I’m searching for parameters u to maximize a function obj(u). This objective function, however, depends on the derivatives of another function y(u,p), with regards to the parameters p.
An example:
abstract type S1 end
using ForwardDiff:Dual
function y(u,p1,p2)
p1_sen = Dual{S1}(p1,1.0,0.0)
p2_sen = Dual{S1}(p1,0.0,1.0)
n_u = size(u,2)
y = zeros(typeof(p1_sen*u[1,1]),n_u)
y[1] = 0.0
for i in 2:n_u
y[i] = y[i-1] + p1_sen*p2_sen*u[1,i] + p1_sen^2*u[2,i]
end
y
end
function obj(u)
p1 = 2.0
p2 = 3.0
sensitivities = y(u,p1,p2)
sensitivities[end].partials[1]*sensitivities[end].partials[2]
end
u = ones(2,100)
obj(u)
For efficient optimization I would like to calculate the gradient of obj(u) (preferably with reverse mode AD), and I’m not sure on how to do this for objectives already using other automatic differentiation tools.

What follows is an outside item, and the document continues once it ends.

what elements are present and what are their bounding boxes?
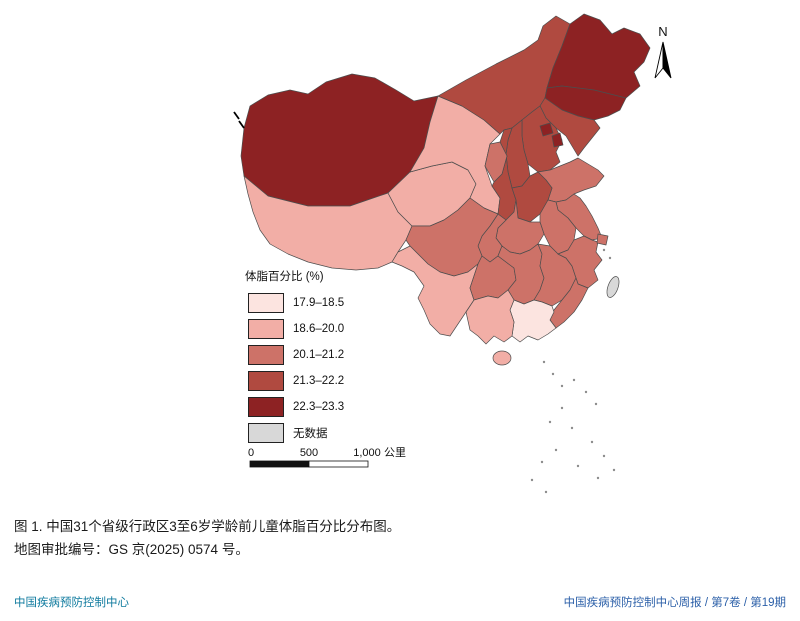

I could calculate the Hessian of y(u,p), but this would be wasteful as not all second order derivatives of y are needed, only the mixed ones between u and p. In general there are many more parameters u than p.
Is p2 meant to be used here in, it doesn’t seem to be used in function y? Are you using a manual tag S1 on purpose? Why not use one of the higher level APIs?

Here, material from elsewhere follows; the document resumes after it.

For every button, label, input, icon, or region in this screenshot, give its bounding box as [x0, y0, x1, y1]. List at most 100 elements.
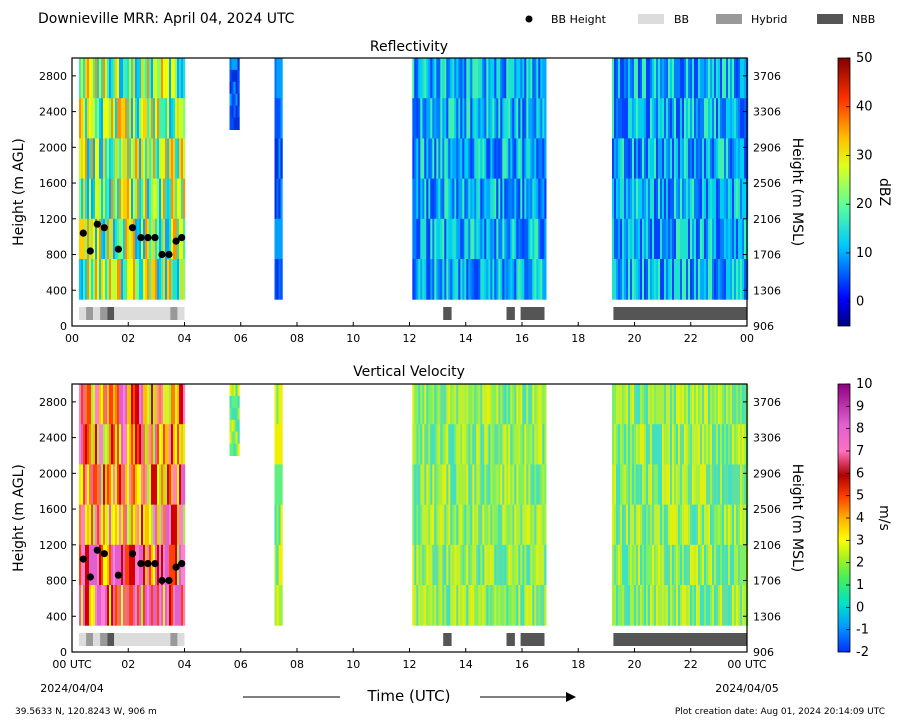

By the way, it looks like you might be integrating an ODE in y and computing sensitivities wrt ODE parameters? In that case I think there’s already a lot of ecosystem support to do this at a high level of abstraction; I suggest reading https://docs.juliadiffeq.org/latest/analysis/sensitivity.html
Beyond those two comments, I think you should be able to compose calls to ForwardDiff.derivative / gradient etc and things should work fine provided you use the higher level APIs rather than using Dual directly.
The problem is indeed related to ODE’s. I’m aware of the sensitivity options provided by DiffEq. Two issues: even in the link you gave they use Dual directly for the more complicated examples, and my problem is more complex as I require some (but not all) second order derivatives of y(u,p). So I’m not sure direct use of Dual can be avoided, but if it could it would save me a lot of trouble.
Thanks, I’m currently using NLopt.jl to do something similar, but I’ll check out Optim.jl.